PythonJob to run Python function on a remote computer

PythonJob task is a built-in task which allow user to run Python function on a remote computer.

File Handling

Remote Folder

List the file in the remote folder:

$ ls
aiida.out        inputs.pickle   _scheduler-stderr.txt  script.py
_aiidasubmit.sh  results.pickle  _scheduler-stdout.txt

Each task creates a script.py file on the remote computer, which includes:

  • The function definition.

  • Loading inputs from inputs.pickle.

  • Running the function with the loaded inputs.

  • Saving the results into results.pickle.

About the data

For a CalcJob, the input data needs to be an AiiDA data node; however, we don’t require the user to install AiiDA or the same Python environment on a remote computer.

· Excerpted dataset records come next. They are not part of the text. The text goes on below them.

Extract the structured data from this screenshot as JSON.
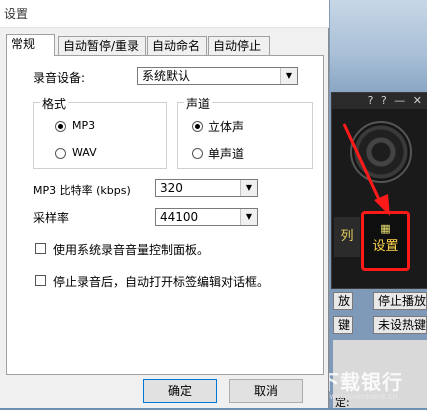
{
  "dialog": {
    "title": "设置",
    "tabs": [
      "常规",
      "自动暂停/重录",
      "自动命名",
      "自动停止"
    ],
    "device_label": "录音设备:",
    "device_value": "系统默认",
    "format_group": "格式",
    "format_options": [
      "MP3",
      "WAV"
    ],
    "channel_group": "声道",
    "channel_options": [
      "立体声",
      "单声道"
    ],
    "bitrate_label": "MP3 比特率 (kbps)",
    "bitrate_value": "320",
    "samplerate_label": "采样率",
    "samplerate_value": "44100",
    "check_system_mixer": "使用系统录音音量控制面板。",
    "check_open_tag_dialog": "停止录音后，自动打开标签编辑对话框。",
    "ok_button": "确定",
    "cancel_button": "取消"
  },
  "background": {
    "panel_controls": "? ? — ✕",
    "list_button": "列",
    "settings_button": "设置",
    "settings_icon": "settings-icon",
    "row1": [
      "放",
      "停止播放"
    ],
    "row2": [
      "键",
      "未设热键"
    ],
    "bottom_text": "定:",
    "watermark_title": "下载银行",
    "watermark_sub": "www.downbank.cn"
  },
  "colors": {
    "highlight": "#ff1a1a",
    "dialog_bg": "#f0f0f0"
  }
}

This means we should pass normal Python data as arguments when running the Python function on the remote computer. The WorkGraphEngine will handle this data transformation when preparing and launching the CalcJob.

All AiiDA data that will be passed to the function should have a value attribute, which corresponds to its raw Python data. The PickledData, Int, Float, Str, Bool fulfill this requirement, while List, Dict and StructureData are not.

Inputs and Outputs:

Inputs for each task are pickled into the inputs.pickle file. Outputs from each task are pickled into the results.pickle file.

Parent Folder

The parent_folder parameter allows a task to access the output files of a parent task. This feature is particularly useful when you want to reuse data generated by a previous computation in subsequent computations. In the provided example, the multiply task uses the result.txt file created by the add task.

Example

from aiida_workgraph import WorkGraph, task
from aiida import orm, load_profile

load_profile()

# define add task
@task()
def add(x, y):
    return x + y

# define multiply task
@task()
def multiply(x, y):
    return x*y

wg = WorkGraph("first_workflow")
wg.add_task(add, name="add", run_remotely=True)
wg.add_task(multiply, name="multiply", x=wg.tasks["add"].outputs[0], run_remotely=True)

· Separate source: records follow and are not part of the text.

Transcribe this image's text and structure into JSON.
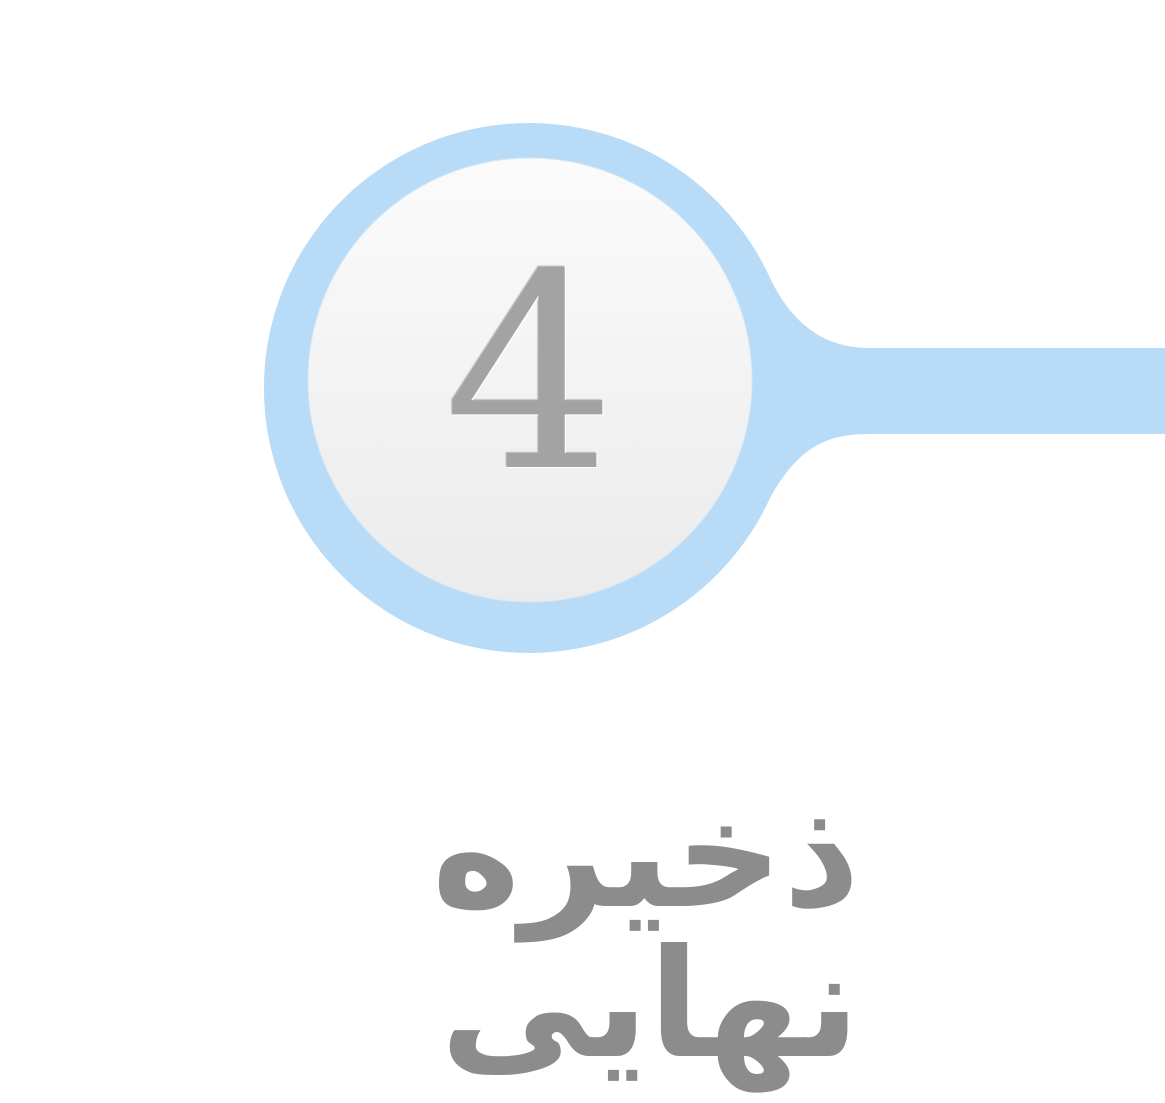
{
  "step": {
    "number": "4",
    "label": "ذخیره نهایی",
    "state": "inactive",
    "colors": {
      "ring": "#b8dcf8",
      "disc_top": "#fbfbfb",
      "disc_bottom": "#ebebeb",
      "number": "#a3a3a3",
      "label": "#8c8c8c"
    }
  }
}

#------------------------- Submit the calculation -------------------
wg.submit(inputs = {"add": {"x": 2, "y": 3, "computer": "localhost"},
                    "multiply": {"y": 4, "computer": "localhost"}},
          wait=True)
print("\nResult of multiply is {} \n\n".format(wg.tasks["multiply"].outputs['result'].value))

Using parent_folder_name for Data Continuity

AiiDA runs each job in a separate folder. If one calculation requires data from previous calculations to be accessible in the current job’s working directory. This has been managed with the parent_folder input, which specifies a source for copying necessary data. The new parent_folder_name input streamlines this process by allowing users to define a subfolder within the working directory to organize these files effectively.

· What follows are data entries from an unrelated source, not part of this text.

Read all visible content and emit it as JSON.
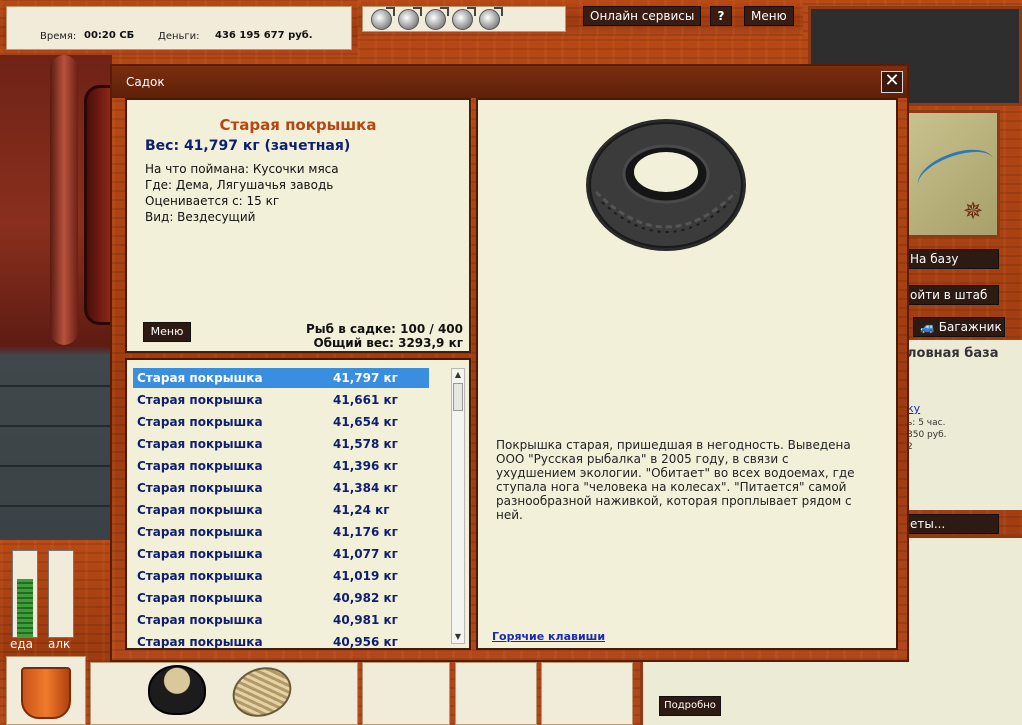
{
  "top_bar": {
    "time_label": "Время:",
    "time_value": "00:20 СБ",
    "money_label": "Деньги:",
    "money_value": "436 195 677 руб.",
    "lure_slots": [
      "lure-icon",
      "lure-icon",
      "lure-icon",
      "lure-icon",
      "lure-icon"
    ],
    "online_services_label": "Онлайн сервисы",
    "help_label": "?",
    "menu_label": "Меню"
  },
  "right_side": {
    "to_base_label": "На базу",
    "to_hq_label": "ойти в штаб",
    "trunk_label": "Багажник",
    "info_title": "ловная база",
    "info_link": "ку",
    "info_line1": "ь: 5 час.",
    "info_line2": "350 руб.",
    "info_line3": "2",
    "tickets_label": "еты...",
    "more_label": "Подробно"
  },
  "status": {
    "food_label": "еда",
    "alcohol_label": "алк",
    "food_level": 0.68,
    "alcohol_level": 0.0
  },
  "modal": {
    "title": "Садок",
    "close_label": "✕",
    "selected": {
      "name": "Старая покрышка",
      "weight_line": "Вес: 41,797 кг (зачетная)",
      "caught_on": "На что поймана: Кусочки мяса",
      "where": "Где: Дема, Лягушачья заводь",
      "rated_from": "Оценивается с: 15 кг",
      "species": "Вид: Вездесущий"
    },
    "menu_label": "Меню",
    "fish_count": "Рыб в садке: 100 / 400",
    "total_weight": "Общий вес: 3293,9 кг",
    "list": [
      {
        "name": "Старая покрышка",
        "weight": "41,797 кг"
      },
      {
        "name": "Старая покрышка",
        "weight": "41,661 кг"
      },
      {
        "name": "Старая покрышка",
        "weight": "41,654 кг"
      },
      {
        "name": "Старая покрышка",
        "weight": "41,578 кг"
      },
      {
        "name": "Старая покрышка",
        "weight": "41,396 кг"
      },
      {
        "name": "Старая покрышка",
        "weight": "41,384 кг"
      },
      {
        "name": "Старая покрышка",
        "weight": "41,24 кг"
      },
      {
        "name": "Старая покрышка",
        "weight": "41,176 кг"
      },
      {
        "name": "Старая покрышка",
        "weight": "41,077 кг"
      },
      {
        "name": "Старая покрышка",
        "weight": "41,019 кг"
      },
      {
        "name": "Старая покрышка",
        "weight": "40,982 кг"
      },
      {
        "name": "Старая покрышка",
        "weight": "40,981 кг"
      },
      {
        "name": "Старая покрышка",
        "weight": "40,956 кг"
      }
    ],
    "description": "Покрышка старая, пришедшая в негодность. Выведена ООО \"Русская рыбалка\" в 2005 году, в связи с ухудшением экологии. \"Обитает\" во всех водоемах, где ступала нога \"человека на колесах\". \"Питается\" самой разнообразной наживкой, которая проплывает рядом с ней.",
    "hotkeys_label": "Горячие клавиши"
  }
}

Example Usage: NSCF Calculation

In the context of an NSCF calculation, where data dependency exists on outputs from a SCF calculation, the workflow can be configured as follows:

nscf_task = wg.add_task(
    pw_calculator,
    name="nscf",
    parent_folder=scf_task.outputs["remote_folder"],
    parent_output_folder="out",
    parent_folder_name="out",
    run_remotely=True,
)

This setup will copy all content of the out folder from the SCF calculation’s remote folder into an out folder within the working directory of the NSCF job.

Handling Multiple Data Sources with copy_files

The traditional parent_folder method is limited when calculations require inputs from multiple remote directories. For instance, Bader charge analysis with Quantum ESPRESSO may need both valence and all-electron density data from different calculations.

The new copy_files input allows for flexible linkage to multiple remote folders. It facilitates copying necessary files from diverse sources into a single job’s directory under dynamically generated subfolder names based on taskand socket names.

Example Usage: Bader Charge Analysis

For a Bader analysis requiring different charge density files:

bader_task = wg.add_task(
    bader_calculator,
    name="bader",
    command=bader_command,
    charge_density_folder="pp_valence_remote_folder",
    reference_charge_density_folder="pp_all_remote_folder",
    run_remotely=True,
)
wg.add_link(pp_valence.outputs["remote_folder"], bader_task.inputs["copy_files"])
wg.add_link(pp_all.outputs["remote_folder"], bader_task.inputs["copy_files"])

The bader_calculator function using specified charge density data:

@task()
def bader_calculator(
    command: str = "pw.x",
    charge_density_folder: str = "./",
    charge_density_filename: str = "charge_density.cube",
    reference_charge_density_folder: str = "./",
    reference_charge_density_filename: str = "charge_density.cube",
):
    """Run Bader charge analysis."""
    command_str = f"{command} {charge_density_folder}/{charge_density_filename}"
    if reference_charge_density_filename:
        command_str += f" -ref {reference_charge_density_folder}/{reference_charge_density_filename}"
    os.system(command_str)

    with open("ACF.dat", "r") as f:
        lines = f.readlines()
        charges = [float(line.split()[4]) for line in lines[2:-4]]

    return charges